The Canadian missing link between Emmylou Harris and Grandaddy has been criticised more than once for retaining the same sound: distinctive, hazy, lazy, folk-country in which Margo Timmins's vocals suggest the world-weariness of her songwriting brother Michael's characters, while simultaneously embodying the essence of a breeze-blown summer night.
But although a band who recently chose to return to their own label after a rather troubled decade on majors are unlikely to change simply because a few people think it's about time they did, sixteen years and eleven albums are bound to have some impact. And they have: Cowboy Junkies have made a 'growing older' record - there's a greater preoccupation with loss and death, reflected in a heavier, darker musical cast.
'I Did It All For You', is the opening scene-setter, a pant-soiling murder ballad. Percussive thuds stalk their way through a haunting, claustrophobia-inducing mist, while Margo intones "She took her dentures from his mouth and placed them in her own." Eat your heart out, Nick Cave! Such hypnotic intensity would be too much for a whole album, but fortunately it lifts as the record progresses.

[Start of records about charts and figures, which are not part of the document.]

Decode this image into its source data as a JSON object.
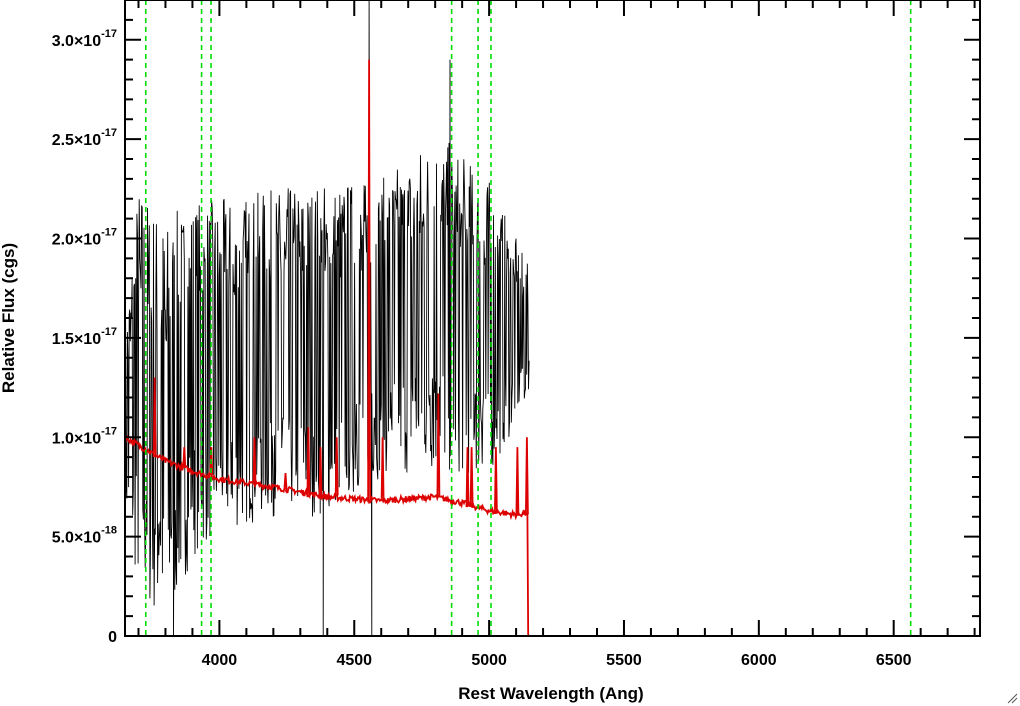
{
  "chart_data": {
    "type": "line",
    "xlabel": "Rest Wavelength (Ang)",
    "ylabel": "Relative Flux (cgs)",
    "xlim": [
      3650,
      6820
    ],
    "ylim": [
      0,
      3.2e-17
    ],
    "x_ticks": [
      {
        "value": 4000,
        "label": "4000"
      },
      {
        "value": 4500,
        "label": "4500"
      },
      {
        "value": 5000,
        "label": "5000"
      },
      {
        "value": 5500,
        "label": "5500"
      },
      {
        "value": 6000,
        "label": "6000"
      },
      {
        "value": 6500,
        "label": "6500"
      }
    ],
    "y_ticks": [
      {
        "value": 0,
        "mantissa": "0",
        "exp": ""
      },
      {
        "value": 5e-18,
        "mantissa": "5.0×10",
        "exp": "-18"
      },
      {
        "value": 1e-17,
        "mantissa": "1.0×10",
        "exp": "-17"
      },
      {
        "value": 1.5e-17,
        "mantissa": "1.5×10",
        "exp": "-17"
      },
      {
        "value": 2e-17,
        "mantissa": "2.0×10",
        "exp": "-17"
      },
      {
        "value": 2.5e-17,
        "mantissa": "2.5×10",
        "exp": "-17"
      },
      {
        "value": 3e-17,
        "mantissa": "3.0×10",
        "exp": "-17"
      }
    ],
    "grid": false,
    "vlines": {
      "color": "#00dd00",
      "style": "dashed",
      "x": [
        3727,
        3934,
        3969,
        4861,
        4959,
        5007,
        6563
      ]
    },
    "series": [
      {
        "color": "#000000",
        "style": "noisy spectrum",
        "x_range": [
          3650,
          5150
        ],
        "envelope_x": [
          3650,
          3700,
          3800,
          3900,
          4000,
          4200,
          4400,
          4600,
          4800,
          5000,
          5150
        ],
        "envelope_low": [
          6e-18,
          2e-18,
          0.0,
          4e-18,
          5e-18,
          6e-18,
          6e-18,
          8e-18,
          8e-18,
          8e-18,
          1.2e-17
        ],
        "envelope_high": [
          1.6e-17,
          2.3e-17,
          2.1e-17,
          2.2e-17,
          2.2e-17,
          2.25e-17,
          2.3e-17,
          2.3e-17,
          2.55e-17,
          2.3e-17,
          1.85e-17
        ],
        "spikes": [
          {
            "x": 3830,
            "y": 0.0
          },
          {
            "x": 4385,
            "y": 0.0
          },
          {
            "x": 4555,
            "y": 3.2e-17
          },
          {
            "x": 4565,
            "y": 0.0
          },
          {
            "x": 4855,
            "y": 2.9e-17
          }
        ]
      },
      {
        "color": "#dd0000",
        "style": "model spectrum",
        "continuum_x": [
          3650,
          3800,
          3900,
          4000,
          4200,
          4400,
          4600,
          4800,
          4900,
          5000,
          5100,
          5140,
          5145,
          6820
        ],
        "continuum_y": [
          1e-17,
          8.8e-18,
          8.3e-18,
          7.9e-18,
          7.5e-18,
          7e-18,
          6.8e-18,
          7e-18,
          6.7e-18,
          6.3e-18,
          6.1e-18,
          6.2e-18,
          0.0,
          0.0
        ],
        "lines": [
          {
            "x": 3760,
            "y": 1.3e-17
          },
          {
            "x": 3870,
            "y": 9.5e-18
          },
          {
            "x": 3970,
            "y": 9.5e-18
          },
          {
            "x": 4130,
            "y": 1e-17
          },
          {
            "x": 4245,
            "y": 8.2e-18
          },
          {
            "x": 4330,
            "y": 1.05e-17
          },
          {
            "x": 4375,
            "y": 9.5e-18
          },
          {
            "x": 4435,
            "y": 1e-17
          },
          {
            "x": 4555,
            "y": 2.9e-17
          },
          {
            "x": 4605,
            "y": 1e-17
          },
          {
            "x": 4812,
            "y": 1.22e-17
          },
          {
            "x": 4920,
            "y": 9.5e-18
          },
          {
            "x": 4935,
            "y": 9.5e-18
          },
          {
            "x": 5025,
            "y": 9.5e-18
          },
          {
            "x": 5105,
            "y": 9.5e-18
          },
          {
            "x": 5140,
            "y": 1e-17
          }
        ]
      }
    ]
  }
}
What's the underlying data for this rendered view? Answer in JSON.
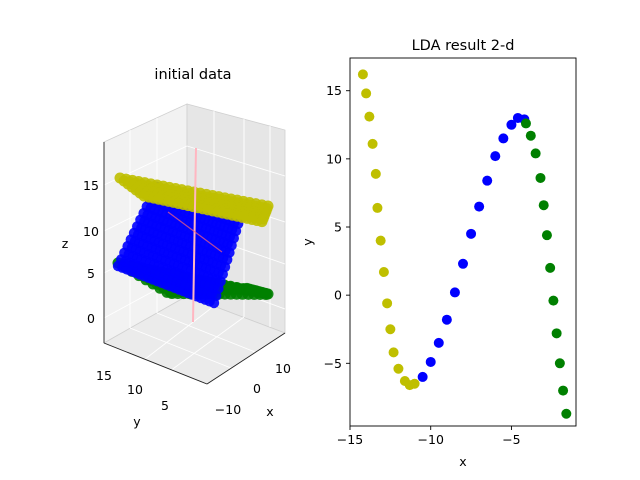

From splendid second track 'Dragging Holes', the heavy element is in riffs rather than poo-your-pants atmospherics as the Junkies go rockier, bolstering their melodic alt-folk with harder, bluesier edges. 'Thousand Year Prayer', meanwhile, is a foray into the beauty of the piano bar torch song a la Everything But The Girl. All in all, it seems 'Open' should be read as a command.